Après l’ablation chirurgicale de la prostate dans le cas d’un cancer, les patients sont nombreux à souffrir de troubles sévères de l’érection. Pour traiter cette conséquence des traitements oncologiques, une greffe de cellules souches au niveau du pénis pourrait être LA solution. Une première étude chez l’homme vient en tout cas de montrer des résultats encourageants.

Les troubles de l’érection sont souvent la conséquence de lésions des vaisseaux et des nerfs du pénis. Un essai clinique pilote a été mené par le Pr René Yiou au CHU Henri-Mondor (Créteil), pour réparer ces lésions cellulaires péniennes après une prostatectomie radicale. Cette nouvelle approche thérapeutique a consisté à injecter dans le pénis des cellules souches prélevées dans la moelle osseuse des patients. Les 12 participants souffraient tous de troubles sévères de l’érection.

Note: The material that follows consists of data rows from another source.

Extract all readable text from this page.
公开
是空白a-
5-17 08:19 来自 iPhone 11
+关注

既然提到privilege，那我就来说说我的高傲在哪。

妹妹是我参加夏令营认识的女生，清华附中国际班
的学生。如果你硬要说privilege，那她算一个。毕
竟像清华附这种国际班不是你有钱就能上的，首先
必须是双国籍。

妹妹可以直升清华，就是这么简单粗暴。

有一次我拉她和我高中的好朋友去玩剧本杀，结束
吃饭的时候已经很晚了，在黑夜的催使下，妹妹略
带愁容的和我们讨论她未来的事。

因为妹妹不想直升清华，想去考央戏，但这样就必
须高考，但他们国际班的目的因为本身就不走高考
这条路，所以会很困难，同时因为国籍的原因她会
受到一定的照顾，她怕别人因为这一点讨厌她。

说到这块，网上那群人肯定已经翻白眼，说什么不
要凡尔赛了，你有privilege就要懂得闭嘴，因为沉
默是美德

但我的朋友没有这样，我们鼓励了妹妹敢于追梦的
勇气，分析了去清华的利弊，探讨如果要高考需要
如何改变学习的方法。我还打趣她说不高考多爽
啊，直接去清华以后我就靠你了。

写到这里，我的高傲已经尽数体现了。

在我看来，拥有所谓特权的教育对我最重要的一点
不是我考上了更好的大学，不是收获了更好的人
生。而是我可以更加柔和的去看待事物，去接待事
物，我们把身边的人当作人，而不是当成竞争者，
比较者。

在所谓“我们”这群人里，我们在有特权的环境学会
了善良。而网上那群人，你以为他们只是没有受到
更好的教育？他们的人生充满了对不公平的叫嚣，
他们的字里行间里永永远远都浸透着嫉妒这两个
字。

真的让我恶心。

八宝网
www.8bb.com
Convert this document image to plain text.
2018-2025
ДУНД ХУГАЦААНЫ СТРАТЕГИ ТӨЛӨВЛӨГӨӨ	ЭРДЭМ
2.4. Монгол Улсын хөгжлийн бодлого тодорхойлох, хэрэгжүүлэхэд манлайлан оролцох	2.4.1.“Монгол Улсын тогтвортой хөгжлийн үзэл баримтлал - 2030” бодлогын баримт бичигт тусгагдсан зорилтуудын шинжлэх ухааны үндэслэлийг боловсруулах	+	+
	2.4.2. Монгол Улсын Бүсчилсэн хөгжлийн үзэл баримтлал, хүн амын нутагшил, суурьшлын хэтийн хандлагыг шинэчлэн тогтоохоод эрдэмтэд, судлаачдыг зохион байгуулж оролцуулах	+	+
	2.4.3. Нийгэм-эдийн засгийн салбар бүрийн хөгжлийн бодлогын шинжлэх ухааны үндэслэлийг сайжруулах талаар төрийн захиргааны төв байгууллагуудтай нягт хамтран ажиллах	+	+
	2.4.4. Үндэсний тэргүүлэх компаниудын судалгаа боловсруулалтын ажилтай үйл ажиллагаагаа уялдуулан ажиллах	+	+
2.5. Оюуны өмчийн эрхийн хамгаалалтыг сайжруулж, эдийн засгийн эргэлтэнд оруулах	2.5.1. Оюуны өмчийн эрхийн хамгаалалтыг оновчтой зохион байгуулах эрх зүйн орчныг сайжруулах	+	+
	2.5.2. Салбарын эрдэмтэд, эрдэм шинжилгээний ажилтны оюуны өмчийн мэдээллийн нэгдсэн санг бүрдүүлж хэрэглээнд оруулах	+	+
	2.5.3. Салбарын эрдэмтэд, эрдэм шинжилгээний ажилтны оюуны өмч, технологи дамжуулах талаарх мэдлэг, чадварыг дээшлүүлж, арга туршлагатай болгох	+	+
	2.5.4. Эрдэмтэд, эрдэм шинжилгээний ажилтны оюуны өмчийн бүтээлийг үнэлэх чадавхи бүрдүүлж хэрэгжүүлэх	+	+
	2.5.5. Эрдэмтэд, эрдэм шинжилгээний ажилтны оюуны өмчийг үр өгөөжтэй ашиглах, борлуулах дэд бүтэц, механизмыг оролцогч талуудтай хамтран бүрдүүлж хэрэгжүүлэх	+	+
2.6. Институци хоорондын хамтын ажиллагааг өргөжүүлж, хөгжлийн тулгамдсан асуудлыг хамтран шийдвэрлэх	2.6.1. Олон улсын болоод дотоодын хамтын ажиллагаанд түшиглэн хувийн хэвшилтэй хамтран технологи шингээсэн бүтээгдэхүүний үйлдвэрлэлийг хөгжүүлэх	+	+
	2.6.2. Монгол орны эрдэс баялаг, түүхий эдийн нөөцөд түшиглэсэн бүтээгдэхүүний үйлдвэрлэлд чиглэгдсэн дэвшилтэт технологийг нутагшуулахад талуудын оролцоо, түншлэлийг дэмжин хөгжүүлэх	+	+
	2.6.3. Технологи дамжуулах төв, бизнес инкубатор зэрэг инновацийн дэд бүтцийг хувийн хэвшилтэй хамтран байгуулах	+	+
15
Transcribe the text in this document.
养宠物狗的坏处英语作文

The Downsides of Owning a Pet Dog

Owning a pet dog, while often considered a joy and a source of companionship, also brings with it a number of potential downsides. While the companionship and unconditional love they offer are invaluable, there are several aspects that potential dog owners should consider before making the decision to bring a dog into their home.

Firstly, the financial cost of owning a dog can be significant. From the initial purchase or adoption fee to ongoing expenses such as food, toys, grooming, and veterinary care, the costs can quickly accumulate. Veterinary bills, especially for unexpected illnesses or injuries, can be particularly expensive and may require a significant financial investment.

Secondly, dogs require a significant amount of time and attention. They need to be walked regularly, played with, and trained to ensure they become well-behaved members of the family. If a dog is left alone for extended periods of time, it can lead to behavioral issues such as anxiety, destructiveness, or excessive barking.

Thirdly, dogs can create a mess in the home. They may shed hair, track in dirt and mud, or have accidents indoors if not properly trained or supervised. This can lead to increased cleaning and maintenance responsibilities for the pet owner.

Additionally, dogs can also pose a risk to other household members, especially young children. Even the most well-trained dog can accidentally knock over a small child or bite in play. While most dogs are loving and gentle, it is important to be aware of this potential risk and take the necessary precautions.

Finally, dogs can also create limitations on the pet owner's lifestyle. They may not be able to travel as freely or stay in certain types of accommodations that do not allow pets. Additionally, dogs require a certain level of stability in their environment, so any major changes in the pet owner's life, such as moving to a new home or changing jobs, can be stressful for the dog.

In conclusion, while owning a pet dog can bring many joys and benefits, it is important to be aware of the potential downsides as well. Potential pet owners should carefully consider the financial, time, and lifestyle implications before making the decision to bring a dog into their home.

Ce travail visait plusieurs objectifs. Tout d’abord, « tester la faisabilité et la tolérance d’une injection de cellules souches médullaires dans le pénis pour traiter des troubles de l’érection après prostatectomie radicale ». Ensuite, « évaluer les effets de la greffe sur la qualité des érections, des rapports sexuels et les vaisseaux du pénis ».

Récupérer une bonne qualité de vie sexuelle ?

Résultats, « la tolérance au traitement s’est révélée excellente et le principal effet secondaire rapporté était une douleur passagère au niveau du site de prélèvement de la moelle osseuse (région fessière) », indiquent les auteurs. Mais surtout, les patients ont rapporté une amélioration notable de leurs érections. Au moins deux patients ont même décrit une réapparition d’érections normales comme avant la prostatectomie radicale sans prise de médicament. Une augmentation moyenne de 1 cm de la longueur du pénis a par ailleurs été constatée. Enfin, « l’amélioration des scores sexuels s’est maintenue un an après la greffe même si certains patients continuaient à utiliser un traitement médicamenteux lors des rapports », ajoutent les chercheurs.

« Le faible nombre de patients inclus dans l’étude et l’absence de groupe contrôle qui aurait reçu une injection placebo incitent à la prudence », notent-ils. Toutefois, « si les résultats de cette étude sont confirmés par d’autres essais cliniques contrôlés, les indications de la thérapie cellulaire pourraient s’élargir aux autres formes de troubles de l’érection moins sévères ou résultant de maladies générales comme le diabète ou autres maladies vasculaires », conclut le Pr Yiou.